Synthesis and characterization of Co(II), Ni(II), Zn(II) and Cu(II) complexes with a new tetraazamacrocyclic Schiff base ligand containing a piperazine moiety: X-ray crystal structure determination of the Co(II) complex

Abstract

Two macrocyclic Schiff base ligands, L 1 [1+1] and L 2 [2+2], have been obtained in a one-pot cyclocondensation of 1,4-bis(2-formylphenyl)piperazine and 1,3-diaminopropane. Unfortunately, because of the low solubility of both ligands, their separation was unsuccessful. In the direct reaction of these mixed ligands (L 1 and L 2) and the appropriate metal ions only [CoL 1(NO 3)]ClO 4, [NiL 1](ClO 4) 2, [CuL 1](ClO 4) 2 and [ZnL 1(NO 3)]ClO 4 complexes have been isolated.
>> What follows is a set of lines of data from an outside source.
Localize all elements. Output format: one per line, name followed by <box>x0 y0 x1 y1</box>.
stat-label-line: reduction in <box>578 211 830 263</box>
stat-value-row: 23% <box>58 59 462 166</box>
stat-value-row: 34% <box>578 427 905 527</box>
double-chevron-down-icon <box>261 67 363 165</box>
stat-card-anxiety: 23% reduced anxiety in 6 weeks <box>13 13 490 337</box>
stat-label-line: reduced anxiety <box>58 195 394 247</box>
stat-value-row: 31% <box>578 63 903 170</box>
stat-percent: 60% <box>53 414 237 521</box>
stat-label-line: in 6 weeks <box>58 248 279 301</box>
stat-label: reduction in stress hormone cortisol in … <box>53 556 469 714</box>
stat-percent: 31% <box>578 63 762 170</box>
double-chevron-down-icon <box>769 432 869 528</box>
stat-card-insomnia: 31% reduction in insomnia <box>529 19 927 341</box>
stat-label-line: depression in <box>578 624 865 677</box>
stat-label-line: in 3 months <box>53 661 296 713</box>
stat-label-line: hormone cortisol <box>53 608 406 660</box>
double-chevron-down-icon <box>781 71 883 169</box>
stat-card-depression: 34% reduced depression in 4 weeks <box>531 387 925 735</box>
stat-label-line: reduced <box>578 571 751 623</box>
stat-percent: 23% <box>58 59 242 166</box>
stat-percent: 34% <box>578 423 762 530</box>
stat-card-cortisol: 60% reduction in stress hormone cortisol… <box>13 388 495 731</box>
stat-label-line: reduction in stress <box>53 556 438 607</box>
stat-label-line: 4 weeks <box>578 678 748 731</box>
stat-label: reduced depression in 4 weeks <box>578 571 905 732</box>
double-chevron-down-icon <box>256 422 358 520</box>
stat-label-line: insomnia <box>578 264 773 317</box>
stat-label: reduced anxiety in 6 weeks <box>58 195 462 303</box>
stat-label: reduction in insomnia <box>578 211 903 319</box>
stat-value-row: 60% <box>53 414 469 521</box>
All the complexes were characterized by elemental analyses, IR, FAB-MS, conductivity measurements and in the case of the [ZnL 1(NO 3)]ClO 4 complex with NMR spectroscopy. The crystal structure of the Co(II) complex has also been determined and the [CoL(NO 3)] + cation contains the Co(II) ion sited in the middle of the macrocyclic cavity endo-macrocyclicly coordinated in a distorted octahedral geometry with a N 4O 2 core, arising from coordination by the four donor nitrogen atoms from the macrocyclic framework and by two oxygen atoms from a bidentate nitrate ion. Neither positive-ion FAB mass spectrometry nor the X-ray crystal structure shows an indication relevant to the [2+2] macrocyclic products.